In partnership with Magnum Development, Mitsubishi Hitachi Power Systems will develop 1,000 megawatts of 100% clean energy storage. And it plans to do so without a single lithium-ion battery.
The keystone of the ACES project is an advanced natural gas turbine, able to also burn renewable hydrogen. The project will also utilize four energy storage technologies: renewable hydrogen, compressed air energy storage (CAES), large-scale flow batteries, and solid oxide fuel cells.
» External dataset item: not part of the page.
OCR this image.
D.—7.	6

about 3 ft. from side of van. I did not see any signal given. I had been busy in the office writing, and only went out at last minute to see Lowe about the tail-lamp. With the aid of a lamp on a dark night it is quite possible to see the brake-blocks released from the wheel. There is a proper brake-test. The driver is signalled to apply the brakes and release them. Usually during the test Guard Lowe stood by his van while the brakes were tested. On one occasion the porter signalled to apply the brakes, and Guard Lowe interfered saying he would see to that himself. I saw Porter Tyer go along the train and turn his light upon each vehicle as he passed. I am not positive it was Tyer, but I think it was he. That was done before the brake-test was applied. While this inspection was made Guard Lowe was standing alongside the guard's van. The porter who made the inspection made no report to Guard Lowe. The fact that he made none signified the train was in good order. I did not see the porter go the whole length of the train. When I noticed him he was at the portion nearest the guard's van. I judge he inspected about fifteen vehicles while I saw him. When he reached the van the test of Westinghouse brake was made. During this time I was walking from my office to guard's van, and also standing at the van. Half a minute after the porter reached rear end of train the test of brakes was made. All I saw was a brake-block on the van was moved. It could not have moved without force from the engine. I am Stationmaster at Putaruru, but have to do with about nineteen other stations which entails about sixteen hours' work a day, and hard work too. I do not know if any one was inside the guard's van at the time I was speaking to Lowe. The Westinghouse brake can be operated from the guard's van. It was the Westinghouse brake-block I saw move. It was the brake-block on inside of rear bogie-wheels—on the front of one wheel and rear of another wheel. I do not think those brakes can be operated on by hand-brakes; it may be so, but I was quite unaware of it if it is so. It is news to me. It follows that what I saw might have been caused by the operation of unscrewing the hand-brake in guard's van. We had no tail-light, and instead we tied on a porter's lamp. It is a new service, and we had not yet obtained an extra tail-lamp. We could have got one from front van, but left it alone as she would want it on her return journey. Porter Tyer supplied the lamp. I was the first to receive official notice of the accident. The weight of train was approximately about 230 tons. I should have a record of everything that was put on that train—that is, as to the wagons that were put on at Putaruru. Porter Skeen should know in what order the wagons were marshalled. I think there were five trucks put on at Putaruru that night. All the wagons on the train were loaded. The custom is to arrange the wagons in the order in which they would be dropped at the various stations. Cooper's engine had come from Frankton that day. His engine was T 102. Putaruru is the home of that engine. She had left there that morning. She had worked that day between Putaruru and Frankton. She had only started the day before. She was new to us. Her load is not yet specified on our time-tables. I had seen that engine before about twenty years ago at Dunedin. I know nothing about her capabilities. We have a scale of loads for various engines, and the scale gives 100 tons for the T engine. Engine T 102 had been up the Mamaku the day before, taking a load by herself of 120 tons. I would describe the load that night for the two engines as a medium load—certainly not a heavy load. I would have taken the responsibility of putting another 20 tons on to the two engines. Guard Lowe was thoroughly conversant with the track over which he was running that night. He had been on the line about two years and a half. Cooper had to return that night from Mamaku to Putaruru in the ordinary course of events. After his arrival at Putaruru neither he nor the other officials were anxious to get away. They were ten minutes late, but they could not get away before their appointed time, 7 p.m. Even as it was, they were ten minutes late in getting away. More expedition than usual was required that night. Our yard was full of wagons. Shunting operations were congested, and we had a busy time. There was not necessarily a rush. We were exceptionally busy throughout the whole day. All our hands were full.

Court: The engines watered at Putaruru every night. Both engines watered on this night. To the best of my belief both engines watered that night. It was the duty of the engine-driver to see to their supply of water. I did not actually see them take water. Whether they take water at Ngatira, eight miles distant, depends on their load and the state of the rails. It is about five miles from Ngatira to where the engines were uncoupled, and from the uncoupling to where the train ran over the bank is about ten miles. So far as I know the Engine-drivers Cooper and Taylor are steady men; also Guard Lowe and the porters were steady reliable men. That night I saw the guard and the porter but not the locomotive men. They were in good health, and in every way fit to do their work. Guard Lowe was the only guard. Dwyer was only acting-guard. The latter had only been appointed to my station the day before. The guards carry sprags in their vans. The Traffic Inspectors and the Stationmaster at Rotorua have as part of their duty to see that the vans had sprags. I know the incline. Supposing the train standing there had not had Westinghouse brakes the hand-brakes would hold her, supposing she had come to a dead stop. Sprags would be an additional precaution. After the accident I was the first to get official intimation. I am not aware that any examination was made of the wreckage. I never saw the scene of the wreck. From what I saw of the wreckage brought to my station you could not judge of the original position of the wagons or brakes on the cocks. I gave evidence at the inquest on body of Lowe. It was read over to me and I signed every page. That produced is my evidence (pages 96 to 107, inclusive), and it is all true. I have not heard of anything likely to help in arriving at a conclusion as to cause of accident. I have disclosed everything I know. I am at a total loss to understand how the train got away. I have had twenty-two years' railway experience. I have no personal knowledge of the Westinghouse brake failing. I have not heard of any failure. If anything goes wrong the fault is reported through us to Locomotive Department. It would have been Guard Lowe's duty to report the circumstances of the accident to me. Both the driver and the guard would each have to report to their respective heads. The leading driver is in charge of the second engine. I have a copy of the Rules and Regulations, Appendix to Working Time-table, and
MHPS has indicated that it will be able to deliver 1 GW of power, but has not specified about how the project will be rated in terms of gigawatt-hours.
"There is definitely a larger message here," explains Daniel Finn-Foley, Principal Analyst at Wood Mackenzie Power & Renewables. "While lithium-ion has been king as projects have been installed in the 30-minute to the 4-hour range, it simply does not compete as well for longer-duration systems or systems that want to store energy for longer periods of time. Flow batteries, despite being more expensive, become the better option at longer durations as they scale easily for duration. Compressed air and pumped hydroelectric are promising long-duration technologies, but these systems have been limited by the need for existing geological features."
The ACES project’s geographical location, near clean energy generation plants, and its unique geology create the ideal energy storage environment. Salt caves controlled by Magnum Development provide space for CAES with their ability to contain pressurized gases within a natural enclosure. The company explains that caves will be used for both compressed air and hydrogen storage. Furthermore, the caves’ location near the Intermountain Power Project interconnection is an added advantage.
Mitsubishi Hitachi Power Systems has developed a turbine that operates on a blend of natural gas and hydrogen that will enable power generation without carbon emissions.
“When we add gas turbines powered with renewable hydrogen to a hydrogen storage salt-dome,” said Mitsubishi Hitachi Power Systems CEO Paul Browning, “we have a solution that stores and generates electricity with zero carbon emissions.”
The technology mix has captured the attention of a number of industry professionals interested to learn what impact the project will have on energy storage markets. What market shifts do you foresee? Do you predict an uptick in flow batteries in future project deployments?